Usage Feeds the Flywheel

Anthropic engineers build Claude Code with Claude Code. Staff call themselves Ants and call internal testing "Antfooding". They run it at scale: 80% of its merged production code is now Claude-authored as of May 2026, up from low single digits at the February 2025 launch.

That scale matters because every use is a lesson. The productivity is not the point. The signal is. Every accept, reject, retry, and undo is a labeled example of what worked and what failed, and it feeds straight into the next model.

Anthropic studied 200,000 internal Claude Code transcripts between February and August 2025, and the direction was clear: tasks got harder, and Claude Code went from about 10 autonomous actions before needing input to 20. The trajectory itself, what the agent saw, what it did, whether it worked, is the high-value data that static text corpora cannot capture.

That is what spins the flywheel. A better model makes the tool more useful, more use produces more signal, and the next model trains on it.

Cursor runs the same play: Anysphere describes Composer 2.5 as trained with reinforcement learning in environments built to emulate Cursor usage.

A tool that learns from every keystroke beats a model that learns from an annual benchmark refresh.

Docs Become the Model's Weights

A harness ships with a manual. The labs write docs, publish examples, and explain the design so engineers can use the thing. All of it is public and indexed, so it lands in the next training run.

The next model reads that manual the same way you do, and comes out knowing the harness it is about to run inside. AGENTS.md and CLAUDE.md show the pattern across labs. The format documents itself into the weights.

So when you ask the harness to extend itself, the model is not guessing. It is reasoning from the very docs that defined the feature in its training set.

Anthropic and OpenAI's Self-Improvement Edge

Claude Code and Codex now help build their own next versions. For Anthropic and OpenAI, that is no longer hypothetical.

Normal software gets better when a team ships more work. A self-improving product gets better when the product helps the team ship the next product. The question is no longer just "how good is the model?" but "does the system now help build the system that replaces it?" When the answer is yes, improvement compounds: each better version helps produce the next one faster.

That is the gap in the chart below. Ship more work the normal way and capability climbs in a straight line. Let the product help build the next product and the line starts to bend upward, because every gain shortens the time to the next one.

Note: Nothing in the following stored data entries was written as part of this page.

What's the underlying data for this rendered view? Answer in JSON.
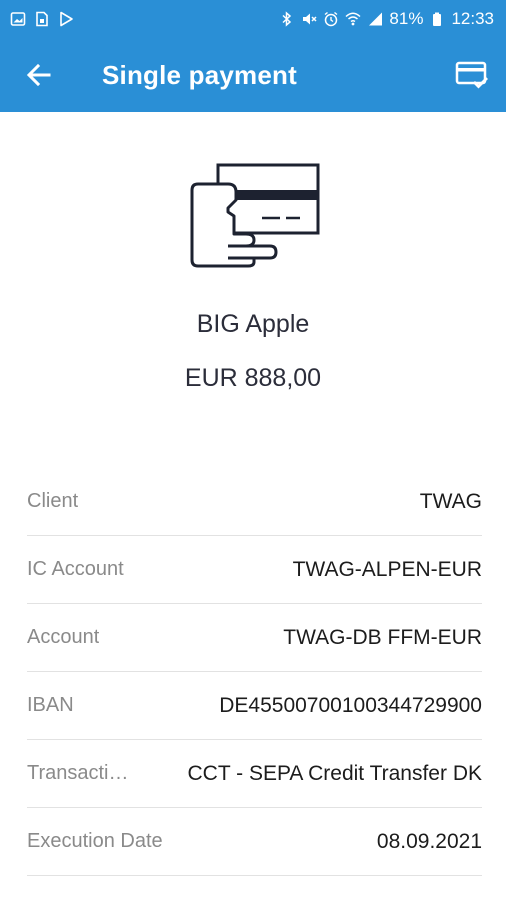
{
  "status_bar": {
    "battery": "81%",
    "time": "12:33",
    "left_icons": [
      "image-icon",
      "sim-card-icon",
      "play-store-icon"
    ],
    "right_icons": [
      "bluetooth-icon",
      "mute-icon",
      "alarm-icon",
      "wifi-icon",
      "signal-icon",
      "battery-icon"
    ]
  },
  "app_bar": {
    "title": "Single payment",
    "back_icon": "arrow-left-icon",
    "action_icon": "card-check-icon",
    "color": "#2a8fd6"
  },
  "payment": {
    "illustration": "hand-card-icon",
    "payee": "BIG Apple",
    "amount": "EUR 888,00"
  },
  "details": [
    {
      "label": "Client",
      "value": "TWAG"
    },
    {
      "label": "IC Account",
      "value": "TWAG-ALPEN-EUR"
    },
    {
      "label": "Account",
      "value": "TWAG-DB FFM-EUR"
    },
    {
      "label": "IBAN",
      "value": "DE45500700100344729900"
    },
    {
      "label": "Transaction Type",
      "value": "CCT - SEPA Credit Transfer DK"
    },
    {
      "label": "Execution Date",
      "value": "08.09.2021"
    }
  ]
}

Linear growth versus recursive self-improvement: capability over time

Illustrative, not a prediction. The claim is modest: not that self-improvement has fully arrived, but that the payoff grows once the product genuinely helps build its next version.

Both labs are starting to cross that threshold. OpenAI calls GPT-5.3-Codex its first model "instrumental in creating itself". Anthropic shows the same pattern from another angle: Claude's success rate on open-ended engineering problems climbed from 25% to 76% in nine months. Each better model helps the team ship more changes, fix more failures, and learn from more real usage before the next release.

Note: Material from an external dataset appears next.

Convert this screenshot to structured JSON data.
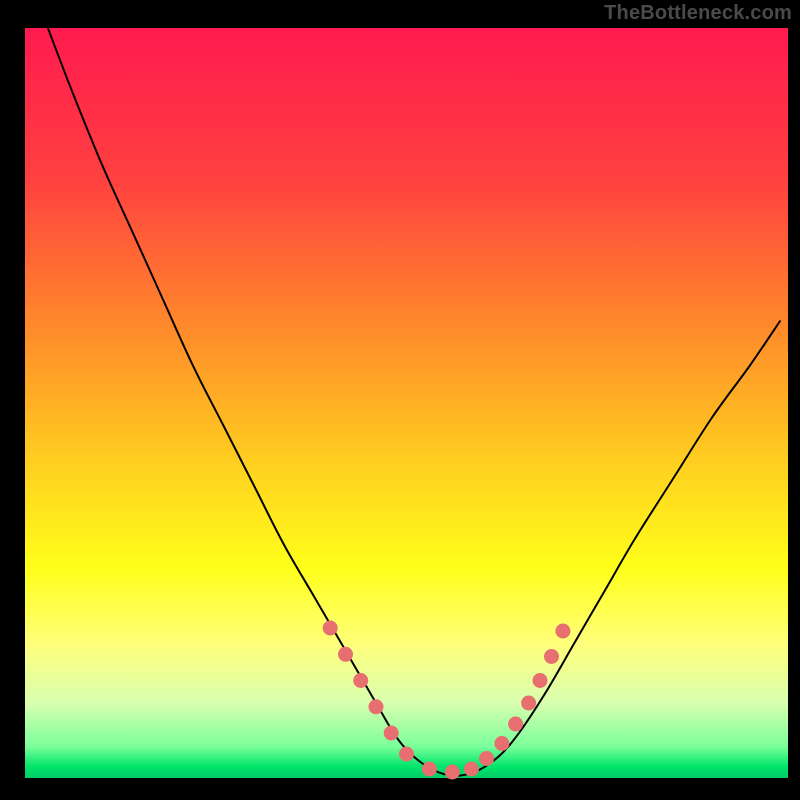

The lead is real enough that Anthropic has called to pause frontier development if self-improvement outpaces safety.

So What Can You Own If You Don't Own the Model?

You can own the loop that turns rented intelligence into company-specific capability: the docs the agent reads, the tools it can call, the traces it leaves behind, the evals that define good work, and the review process that decides what gets promoted back in.

That is what a wrapper misses. If all you own is the prompt box, the learning leaves your building. The vendor improves, but your system does not. Monday's failure becomes Tuesday's failure with a slightly newer model behind it. Own the loop and the opposite happens: the model can change underneath, but the company memory stays with you.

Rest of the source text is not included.